Now I'm back at work in Wellington. I am conducting two experiments at the moment. First, I'm making a lot of muffins, partly because I love muffins, and partly because I want to get better at making them. Mmmm. Muffins.

Second, I'm running again. Here's my logic: I haven't run regularly in about a year. I'm about as out of training as I've ever been. (And, hopefully, ever will be.) It's a chance to see how fast I can get fit.

Two of the local running clubs here run a weekly 5k down on the waterfront.

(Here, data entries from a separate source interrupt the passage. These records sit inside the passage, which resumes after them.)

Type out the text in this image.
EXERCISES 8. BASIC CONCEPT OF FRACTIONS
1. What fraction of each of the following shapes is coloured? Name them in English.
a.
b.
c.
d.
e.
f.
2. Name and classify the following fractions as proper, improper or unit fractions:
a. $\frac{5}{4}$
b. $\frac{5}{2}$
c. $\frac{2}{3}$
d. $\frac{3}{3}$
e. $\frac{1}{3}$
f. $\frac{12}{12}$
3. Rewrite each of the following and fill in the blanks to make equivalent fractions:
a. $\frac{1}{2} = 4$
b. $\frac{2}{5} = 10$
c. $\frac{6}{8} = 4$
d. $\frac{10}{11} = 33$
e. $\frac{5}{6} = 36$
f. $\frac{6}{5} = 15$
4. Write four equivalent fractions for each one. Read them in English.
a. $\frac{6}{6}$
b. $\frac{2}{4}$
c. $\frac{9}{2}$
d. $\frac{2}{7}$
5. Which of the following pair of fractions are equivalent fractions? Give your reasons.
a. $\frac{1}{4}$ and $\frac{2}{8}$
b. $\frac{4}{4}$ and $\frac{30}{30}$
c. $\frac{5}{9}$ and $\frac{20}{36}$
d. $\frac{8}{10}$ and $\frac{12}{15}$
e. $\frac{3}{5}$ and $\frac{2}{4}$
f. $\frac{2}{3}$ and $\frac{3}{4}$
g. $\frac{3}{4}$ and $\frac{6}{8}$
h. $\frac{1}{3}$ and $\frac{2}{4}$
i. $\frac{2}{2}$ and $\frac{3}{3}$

I'm going to go down and run that every week, and see how it goes. This week, after one day of running, I ran slightly negative splits into a strong headwind on the way back - 20:49. Goes to show that I still know how to pace myself properly.

My family all mocked me for the slowness. I have no regrets, though, as I was never passed. In the last mile, I passed a group of guys going into the wind. A minute or so I looked back and all four were strung out in a line behind me, drafting. I didn't mind, though. I took their souls in the end.

I would give up this running thing except for a love of competition. It was a slow race and slim competition. The stakes cannot get smaller. But I've hardly felt happier recently than in that last mile, wondering what it was going to be like at the finish line. Would they all barge past me after sitting out of the wind, or would I get home first? I spent minutes wondering if I was making a mistake by leading, and deciding - hang it, I would run. It's that tension, caught between the exhilaration of gliding legs and the fear of defeat, that I miss when I'm not racing.